There are things a linker can do that the compiler can't. But the area gets blurry with llvm and WPO, where the linker puts together the low level code of llvm and passes that to the code generator to make one binary. There you can then have global register allocations and more, but I digress.
Traditionally, a linker was operating on object files as a unit. It took the object files from the command line, resolved open symbols, made several passes over the libraries to resolve and pick up the rest. The libraries were also sets of object files.
A smart linker loads only what is needed. You start with the first code section in crt.o, which is the first object file on the command line, and mark that as used. Then you only resolve what that needs, not the whole object file. If an object contains a big static data structure, that one would be included in old style linking no matter what. A smart linker checks if that symbol is referenced, and if not, leaves it out. You need to make many passes over the objects and libraries, which is why this takes up more memory. Don't forget, back in the days the PDP came with memory in the kilobyte range.
This approach can give you very small binaries, but it also can expose sloppy coding which depends on side effects. Take this as an example:
Code:
static int some_result = setup_my_signal_handlers();
int main(int ac, char** av)
{
....
Someone uses the C++ constructors to set up his signal handlers. Only, if he never touches the "some_result" in his main(), or any other used code, the variable will be dropped and the constructor never called. Speaking of constructors, that is some more magic. How do you order them and what can you do if they form a circle? Using stream io to report an error in the memory allocator will be bad, because memory allocation needs to be initialized before IO, so what now? You have at least to detect this and report it.

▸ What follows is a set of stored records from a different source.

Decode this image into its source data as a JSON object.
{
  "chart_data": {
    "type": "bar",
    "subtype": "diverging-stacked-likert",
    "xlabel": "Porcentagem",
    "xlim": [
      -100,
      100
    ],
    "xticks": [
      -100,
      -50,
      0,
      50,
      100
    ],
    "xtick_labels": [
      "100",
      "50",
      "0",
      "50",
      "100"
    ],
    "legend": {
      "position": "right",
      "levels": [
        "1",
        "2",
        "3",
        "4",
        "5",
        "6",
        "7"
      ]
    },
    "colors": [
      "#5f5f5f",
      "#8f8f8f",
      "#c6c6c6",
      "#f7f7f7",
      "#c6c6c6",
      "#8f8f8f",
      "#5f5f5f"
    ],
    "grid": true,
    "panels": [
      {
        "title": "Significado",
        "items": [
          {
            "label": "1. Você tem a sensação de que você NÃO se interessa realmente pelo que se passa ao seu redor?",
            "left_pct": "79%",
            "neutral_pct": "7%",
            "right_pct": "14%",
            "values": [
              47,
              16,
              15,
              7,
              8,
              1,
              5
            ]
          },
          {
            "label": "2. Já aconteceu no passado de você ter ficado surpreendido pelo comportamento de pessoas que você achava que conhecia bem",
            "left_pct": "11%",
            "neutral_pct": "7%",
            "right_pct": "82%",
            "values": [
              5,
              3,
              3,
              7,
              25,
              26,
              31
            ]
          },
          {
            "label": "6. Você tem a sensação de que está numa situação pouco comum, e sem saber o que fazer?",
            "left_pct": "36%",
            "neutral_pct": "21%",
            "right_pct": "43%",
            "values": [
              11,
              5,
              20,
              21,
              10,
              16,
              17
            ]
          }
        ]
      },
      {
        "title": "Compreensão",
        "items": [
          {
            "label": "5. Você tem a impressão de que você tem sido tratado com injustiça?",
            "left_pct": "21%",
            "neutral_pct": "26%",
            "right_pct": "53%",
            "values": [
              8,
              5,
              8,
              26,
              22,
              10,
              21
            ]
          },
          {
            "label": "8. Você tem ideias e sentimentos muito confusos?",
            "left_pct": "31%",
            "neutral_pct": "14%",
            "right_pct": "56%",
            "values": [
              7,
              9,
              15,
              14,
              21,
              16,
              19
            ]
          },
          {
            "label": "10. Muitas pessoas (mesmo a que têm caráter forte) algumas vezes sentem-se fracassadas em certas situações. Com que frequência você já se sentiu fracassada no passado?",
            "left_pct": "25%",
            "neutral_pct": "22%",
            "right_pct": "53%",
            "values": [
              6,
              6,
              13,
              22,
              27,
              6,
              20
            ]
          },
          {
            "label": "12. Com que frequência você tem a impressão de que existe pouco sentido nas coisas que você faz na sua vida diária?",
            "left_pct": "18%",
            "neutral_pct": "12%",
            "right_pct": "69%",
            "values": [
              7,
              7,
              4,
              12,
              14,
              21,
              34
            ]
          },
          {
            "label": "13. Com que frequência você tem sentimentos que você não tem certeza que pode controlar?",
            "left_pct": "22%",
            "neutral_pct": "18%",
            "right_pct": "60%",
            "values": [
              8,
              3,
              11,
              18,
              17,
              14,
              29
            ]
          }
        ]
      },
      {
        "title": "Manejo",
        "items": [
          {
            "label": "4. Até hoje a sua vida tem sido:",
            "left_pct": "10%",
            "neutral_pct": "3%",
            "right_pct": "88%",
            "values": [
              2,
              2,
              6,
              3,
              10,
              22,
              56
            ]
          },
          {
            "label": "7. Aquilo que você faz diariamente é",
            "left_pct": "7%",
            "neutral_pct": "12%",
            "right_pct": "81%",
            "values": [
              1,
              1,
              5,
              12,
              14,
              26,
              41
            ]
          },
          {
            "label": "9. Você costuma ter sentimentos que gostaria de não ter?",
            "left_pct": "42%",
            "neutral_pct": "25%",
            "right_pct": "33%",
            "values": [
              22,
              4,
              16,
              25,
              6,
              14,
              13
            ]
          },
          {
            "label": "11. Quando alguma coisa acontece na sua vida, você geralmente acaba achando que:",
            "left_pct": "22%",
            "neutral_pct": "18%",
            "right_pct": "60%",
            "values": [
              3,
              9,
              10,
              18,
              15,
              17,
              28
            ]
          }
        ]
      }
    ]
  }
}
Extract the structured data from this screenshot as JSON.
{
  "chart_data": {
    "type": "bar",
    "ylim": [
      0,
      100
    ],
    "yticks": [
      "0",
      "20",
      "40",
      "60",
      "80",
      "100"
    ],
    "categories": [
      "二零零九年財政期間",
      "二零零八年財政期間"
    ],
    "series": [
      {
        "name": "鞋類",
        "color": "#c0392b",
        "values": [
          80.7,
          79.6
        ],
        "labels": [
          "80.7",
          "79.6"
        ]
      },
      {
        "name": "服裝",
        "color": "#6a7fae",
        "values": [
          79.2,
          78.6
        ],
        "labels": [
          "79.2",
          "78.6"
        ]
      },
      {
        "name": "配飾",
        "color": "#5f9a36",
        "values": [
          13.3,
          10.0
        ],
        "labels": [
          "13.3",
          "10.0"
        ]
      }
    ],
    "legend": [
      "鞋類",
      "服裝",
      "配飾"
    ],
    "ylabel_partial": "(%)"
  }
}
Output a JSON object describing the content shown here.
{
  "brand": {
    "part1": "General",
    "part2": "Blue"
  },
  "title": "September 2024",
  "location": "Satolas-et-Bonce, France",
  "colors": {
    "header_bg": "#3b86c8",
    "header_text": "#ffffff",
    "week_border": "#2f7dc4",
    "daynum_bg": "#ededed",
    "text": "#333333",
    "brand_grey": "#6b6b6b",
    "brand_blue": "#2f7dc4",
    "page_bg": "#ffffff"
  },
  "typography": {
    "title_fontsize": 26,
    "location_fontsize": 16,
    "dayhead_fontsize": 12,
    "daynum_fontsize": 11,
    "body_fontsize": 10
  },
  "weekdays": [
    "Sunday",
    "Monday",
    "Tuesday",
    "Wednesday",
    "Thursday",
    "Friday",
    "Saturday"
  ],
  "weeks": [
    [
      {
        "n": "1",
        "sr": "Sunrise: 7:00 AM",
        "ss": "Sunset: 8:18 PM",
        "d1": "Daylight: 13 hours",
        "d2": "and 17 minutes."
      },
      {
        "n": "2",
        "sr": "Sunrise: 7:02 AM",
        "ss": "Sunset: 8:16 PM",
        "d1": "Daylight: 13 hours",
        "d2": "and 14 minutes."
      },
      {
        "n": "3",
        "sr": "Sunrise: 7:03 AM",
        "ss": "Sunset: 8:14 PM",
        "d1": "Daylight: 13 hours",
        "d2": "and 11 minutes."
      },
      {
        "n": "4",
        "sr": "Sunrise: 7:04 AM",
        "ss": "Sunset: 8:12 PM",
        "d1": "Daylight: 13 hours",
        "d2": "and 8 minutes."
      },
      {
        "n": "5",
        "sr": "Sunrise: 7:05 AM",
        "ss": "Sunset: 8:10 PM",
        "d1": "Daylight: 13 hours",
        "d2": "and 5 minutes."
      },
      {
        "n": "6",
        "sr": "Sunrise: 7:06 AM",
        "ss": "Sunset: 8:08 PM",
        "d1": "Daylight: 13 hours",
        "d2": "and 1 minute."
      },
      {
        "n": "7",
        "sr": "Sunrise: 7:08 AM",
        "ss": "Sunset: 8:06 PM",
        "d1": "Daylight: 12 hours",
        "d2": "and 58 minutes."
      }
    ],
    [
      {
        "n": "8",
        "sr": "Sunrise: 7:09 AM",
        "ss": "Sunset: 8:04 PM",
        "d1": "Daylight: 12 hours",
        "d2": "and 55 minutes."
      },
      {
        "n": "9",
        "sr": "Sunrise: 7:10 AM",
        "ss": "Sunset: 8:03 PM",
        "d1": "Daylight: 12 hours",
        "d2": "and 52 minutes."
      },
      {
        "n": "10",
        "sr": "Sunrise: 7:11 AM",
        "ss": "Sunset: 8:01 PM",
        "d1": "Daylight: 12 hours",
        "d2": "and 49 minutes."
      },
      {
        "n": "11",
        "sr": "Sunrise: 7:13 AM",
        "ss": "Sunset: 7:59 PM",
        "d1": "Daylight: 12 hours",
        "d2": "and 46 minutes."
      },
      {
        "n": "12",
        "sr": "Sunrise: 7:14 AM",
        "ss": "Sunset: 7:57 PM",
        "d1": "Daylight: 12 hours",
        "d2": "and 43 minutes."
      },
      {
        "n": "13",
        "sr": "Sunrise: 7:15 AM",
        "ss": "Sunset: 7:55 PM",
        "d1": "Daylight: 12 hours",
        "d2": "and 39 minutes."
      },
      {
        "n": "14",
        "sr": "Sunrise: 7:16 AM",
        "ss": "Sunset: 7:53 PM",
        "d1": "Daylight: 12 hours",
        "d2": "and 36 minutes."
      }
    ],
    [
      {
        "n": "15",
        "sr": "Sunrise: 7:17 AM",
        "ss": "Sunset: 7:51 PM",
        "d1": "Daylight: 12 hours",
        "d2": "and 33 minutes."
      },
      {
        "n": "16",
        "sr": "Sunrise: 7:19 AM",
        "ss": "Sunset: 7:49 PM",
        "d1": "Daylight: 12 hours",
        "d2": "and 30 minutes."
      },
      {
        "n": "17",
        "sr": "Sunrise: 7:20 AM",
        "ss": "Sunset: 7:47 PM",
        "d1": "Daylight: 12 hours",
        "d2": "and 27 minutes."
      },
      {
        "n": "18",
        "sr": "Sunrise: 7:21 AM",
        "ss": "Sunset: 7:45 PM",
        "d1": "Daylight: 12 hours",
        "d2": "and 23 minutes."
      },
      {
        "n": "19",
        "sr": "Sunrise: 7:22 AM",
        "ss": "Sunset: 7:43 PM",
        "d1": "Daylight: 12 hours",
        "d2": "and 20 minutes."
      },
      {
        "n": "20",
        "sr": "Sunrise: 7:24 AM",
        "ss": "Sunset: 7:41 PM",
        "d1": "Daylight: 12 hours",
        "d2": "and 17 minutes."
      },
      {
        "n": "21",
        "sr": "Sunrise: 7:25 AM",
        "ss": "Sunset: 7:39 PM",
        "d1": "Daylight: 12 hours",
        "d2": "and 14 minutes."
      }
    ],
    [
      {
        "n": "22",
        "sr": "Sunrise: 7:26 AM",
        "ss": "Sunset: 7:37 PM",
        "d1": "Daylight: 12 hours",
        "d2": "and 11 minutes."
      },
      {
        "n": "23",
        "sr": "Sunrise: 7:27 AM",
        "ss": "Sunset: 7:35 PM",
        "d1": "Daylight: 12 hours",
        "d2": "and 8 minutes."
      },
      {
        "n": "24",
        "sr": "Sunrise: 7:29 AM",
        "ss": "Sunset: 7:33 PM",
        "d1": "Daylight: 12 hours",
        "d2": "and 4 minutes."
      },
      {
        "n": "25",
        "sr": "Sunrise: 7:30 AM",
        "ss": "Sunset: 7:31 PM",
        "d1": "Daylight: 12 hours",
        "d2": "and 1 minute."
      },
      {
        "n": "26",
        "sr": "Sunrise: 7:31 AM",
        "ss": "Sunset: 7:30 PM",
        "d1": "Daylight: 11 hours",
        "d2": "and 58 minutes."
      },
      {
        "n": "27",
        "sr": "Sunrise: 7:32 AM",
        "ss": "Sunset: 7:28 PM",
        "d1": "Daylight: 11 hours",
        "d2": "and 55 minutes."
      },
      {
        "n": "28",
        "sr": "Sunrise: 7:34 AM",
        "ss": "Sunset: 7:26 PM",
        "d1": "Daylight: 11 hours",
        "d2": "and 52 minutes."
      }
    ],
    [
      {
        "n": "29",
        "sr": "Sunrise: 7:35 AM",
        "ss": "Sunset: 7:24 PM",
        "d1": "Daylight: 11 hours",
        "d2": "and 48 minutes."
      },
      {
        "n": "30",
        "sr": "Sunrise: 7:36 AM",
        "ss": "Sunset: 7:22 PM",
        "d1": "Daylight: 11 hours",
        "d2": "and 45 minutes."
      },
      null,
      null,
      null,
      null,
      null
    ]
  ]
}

What else can a smart linker do, except throwing out the trash (and sometimes your car keys with it when you messed up)?
Coalesc common code. Template expansions will create equal code for different parameters. A list template which is instanciated with an int, unsigned int, long, unsigned long and pointers to different data structures will produce the same code provided all the data types are 32 bits and only checked for equality. You can throw out all the copies and keep one.
You can check which function calls which other function and place them next to each other, so they end up in the same cache line if small enough or same memory page when bigger. Computing this call graph and deciding who goes where takes time, but may save you a lot in the runtime later.
Now do the same with data and bss. But keep the entry point nailed down.
The black magic comes when you start to patch the instructions to make them PC relative, if possible. PC relative addressing is often limited to smaller displacements, so you pay with a NOP and win one less relocation entry to be processed later. In shared objects, that can save you touching a complete page of code in the runtime memory image, so the efford is not to be sneezed at. You may end up with a complete PIC binary without setting one option in the compiler.
Real black magic comes up when you detect that the source of a call and the destination do not share the same calling convention and you dig into the debug information to auto-magically create the stub code and insert it into the working set. I have not seen this outside of what I did, but it would make so many problems with modern languages and their bindings go away. Guess why I made that.